She was ten years old; a red faced, pink-eyed, wild haired demon of a child, who thrashed and swore and spat as her nursemaid begged her to calm herself.
But this particular orphan was long past the point at which she was in control of her own actions. Her howls were ragged with grief, her balled fists flying against anyone who dared get too close, her entire body wracked with hysterical sobs –
“I hate you! I hate you! I hate you!” The only intelligible words that managed to get past her lips, each assertion of hatred more vehement than the last, “I hate you! I hate you! I want my old – ” a cough “ – nurse back! I want my home back! I want my father back!”
The last screamed with such desolation that Gwen was given pause.
She was under a table and, like most of the other staff, trying to ignore the commotion so that she could keep scrubbing the floor, for the kitchen overseer was want to crack her knuckles with a willow rod if she stopped for any other reason than that she was finished.
There was a crash, as the child tipped a great platter of dirty crockery off a table and onto the floor – upturned a chair, kicked a cupboard and then began to throw herself against it so violently that Gwen began to fear that she would injure herself.

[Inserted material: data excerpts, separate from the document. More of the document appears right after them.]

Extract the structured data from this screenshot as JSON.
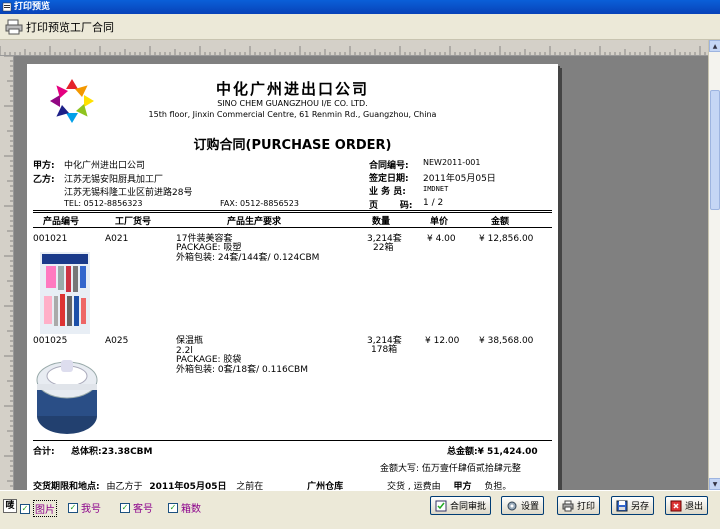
{
  "window": {
    "title": "打印预览"
  },
  "toolbar": {
    "print_preview_label": "打印预览工厂合同"
  },
  "document": {
    "company_cn": "中化广州进出口公司",
    "company_en": "SINO CHEM GUANGZHOU I/E CO. LTD.",
    "company_address": "15th floor, Jinxin Commercial Centre, 61 Renmin Rd., Guangzhou, China",
    "title": "订购合同(PURCHASE ORDER)",
    "party_a_label": "甲方:",
    "party_a": "中化广州进出口公司",
    "party_b_label": "乙方:",
    "party_b": "江苏无锡安阳厨具加工厂",
    "party_b_address": "江苏无锡科隆工业区前进路28号",
    "tel": "TEL: 0512-8856323",
    "fax": "FAX: 0512-8856523",
    "contract_no_label": "合同编号:",
    "contract_no": "NEW2011-001",
    "sign_date_label": "签定日期:",
    "sign_date": "2011年05月05日",
    "salesman_label": "业 务 员:",
    "salesman": "IMDNET",
    "page_label": "页       码:",
    "page": "1 / 2",
    "columns": {
      "product_no": "产品编号",
      "factory_no": "工厂货号",
      "requirements": "产品生产要求",
      "quantity": "数量",
      "unit_price": "单价",
      "amount": "金额"
    },
    "items": [
      {
        "product_no": "001021",
        "factory_no": "A021",
        "req1": "17件装美容套",
        "req2": "PACKAGE: 吸塑",
        "req3": "外箱包装:  24套/144套/ 0.124CBM",
        "qty1": "3,214套",
        "qty2": "22箱",
        "unit_price": "¥ 4.00",
        "amount": "¥ 12,856.00"
      },
      {
        "product_no": "001025",
        "factory_no": "A025",
        "req1": "保温瓶",
        "req2": "2.2l",
        "req3": "PACKAGE: 胶袋",
        "req4": "外箱包装:  0套/18套/ 0.116CBM",
        "qty1": "3,214套",
        "qty2": "178箱",
        "unit_price": "¥ 12.00",
        "amount": "¥ 38,568.00"
      }
    ],
    "total_label": "合计:",
    "total_volume": "总体积:23.38CBM",
    "total_amount": "总金额:¥ 51,424.00",
    "amount_words": "金额大写:  伍万壹仟肆佰贰拾肆元整",
    "delivery_label": "交货期限和地点:",
    "delivery_pre": "由乙方于",
    "delivery_date": "2011年05月05日",
    "delivery_mid": "之前在",
    "delivery_place": "广州仓库",
    "delivery_post": "交货 , 运费由",
    "delivery_party": "甲方",
    "delivery_end": "负担。"
  },
  "statusbar": {
    "toggle": "唛",
    "checks": [
      {
        "label": "图片",
        "checked": true,
        "selected": true
      },
      {
        "label": "我号",
        "checked": true
      },
      {
        "label": "客号",
        "checked": true
      },
      {
        "label": "箱数",
        "checked": true
      }
    ],
    "buttons": {
      "approve": "合同审批",
      "settings": "设置",
      "print": "打印",
      "save_as": "另存",
      "exit": "退出"
    }
  }
}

“Mistress! Mistress Morgana, please!”
Her nurse’s meek protestations were so inadequate that it might have been comic had the situation not been so obviously dire.
Morgana was screaming again – wordlessly, frantically screaming – the kind of feverish, animalistic sound that tended towards making superstitious people claim possession.
Gwen was not a superstitious person.
The king’s new ward was about to do herself or someone else a serious injury, and no one was trying to stop her.
So the young kitchen maid did the first, most sensible thing that she could think of. She got up from under the table, pushed her soap-wet hair out of her eyes, picked up her bucket of freezing, dirty water, and upended it over the screaming child.
There was a single moment of stunned silence.
Morgana had promptly stopped shrieking, in order to stand perfectly still, her mouth and eyes agape as the water continued to run through her hair and drip into a fast-forming pool about her feet.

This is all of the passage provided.